By aopo, history, 7 weeks ago, #### Hello connections!

Recently i tried my hands on this problem. I solved it using segment tree and fenwick tree but i don't know how to solve it using LIS concept. It would be very nice if some of you can share your approach for solving this.

#### Here is what i think regarding this!
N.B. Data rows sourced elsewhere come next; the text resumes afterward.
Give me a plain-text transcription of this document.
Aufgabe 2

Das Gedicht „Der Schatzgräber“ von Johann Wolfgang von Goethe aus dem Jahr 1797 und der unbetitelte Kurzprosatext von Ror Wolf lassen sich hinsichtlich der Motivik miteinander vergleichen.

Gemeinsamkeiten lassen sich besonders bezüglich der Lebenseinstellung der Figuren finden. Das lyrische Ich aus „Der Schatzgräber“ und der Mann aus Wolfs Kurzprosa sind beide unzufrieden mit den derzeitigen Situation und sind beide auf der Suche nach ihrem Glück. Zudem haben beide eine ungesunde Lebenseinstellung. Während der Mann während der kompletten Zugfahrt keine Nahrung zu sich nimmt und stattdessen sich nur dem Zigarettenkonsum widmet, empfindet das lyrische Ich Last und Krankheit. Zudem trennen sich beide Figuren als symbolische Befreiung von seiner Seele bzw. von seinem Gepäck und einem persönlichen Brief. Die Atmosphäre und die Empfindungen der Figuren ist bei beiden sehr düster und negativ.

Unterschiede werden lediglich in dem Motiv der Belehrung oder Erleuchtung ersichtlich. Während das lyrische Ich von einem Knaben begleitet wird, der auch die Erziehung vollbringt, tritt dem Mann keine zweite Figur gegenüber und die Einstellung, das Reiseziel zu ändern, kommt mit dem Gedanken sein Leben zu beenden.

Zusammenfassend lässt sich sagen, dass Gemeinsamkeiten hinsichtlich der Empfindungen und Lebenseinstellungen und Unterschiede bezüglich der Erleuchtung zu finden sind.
We maintain a multiset and go on inserting elements from left to right adding elements one by one , finding the upper_bound of ai and removing it if its exists and then doing ans=max(ans,*st.rbegin()) if the size of my multiset is bigger than l.But this is giving me WA.I don't know where am i going wrong.It would be very helpful if someone can point out my mistake. Comments (2)
 » 7 weeks ago, # | ← Rev. 2 →   We maintain an array $E$, where $E_i$ is the smallest number that a LIS of length $i$ can $E$ nd with. At the start, $E_i = inf$ for all $1 \leq i \leq N$, and $E_0 = -inf$. Then, process the numbers of the input array $A$ from left to right. Let's say we're on $A_k$. We want to find the last index $i$ in $E$ such that $E_i < A_k$. What this means is that, using the numbers $A_0, \cdots, A_{k-1}$, we could build a LIS of length $i$ which ends with $E_i$, a number smaller than $A_k$. We can then append $A_k$ to this LIS, getting a LIS of length $i+1$ ending with $A_k$. This means $E_{i+1} = min(E_{i+1},A_k)$.This is the only improvement we can make, as we couldn't append $A_k$ to LIS's represented by $E_{i+1}, \cdots, E_N$ as their last elements are $\geq A_k$, so they wouldn't be LIS after appending $A_k$, and there is no point appending $A_k$ to LIS's represented by $E_0, \cdots, E_{i-1}$ as we already have LIS's longer than them ending in a number smaller than $A_k$.In each step, we have for every length $i$ the smallest number that a LIS of that length can end with, using the numbers we have processed so far. At the end, we have the answer for the whole array $A$: $E_L$. If it's $inf$, there is no LIS of length $L$ in $A$.The step 'find the last index $i$ in $E$ such that $E_i < A_k$' can be done using binary search, as $E_i$ is non-decreasing. The complexity is $O(NlogN)$.
•  » » Really liked your idea. It's really an amazing solution. Possibly we can now answer the last element of an increasing sequence with any length!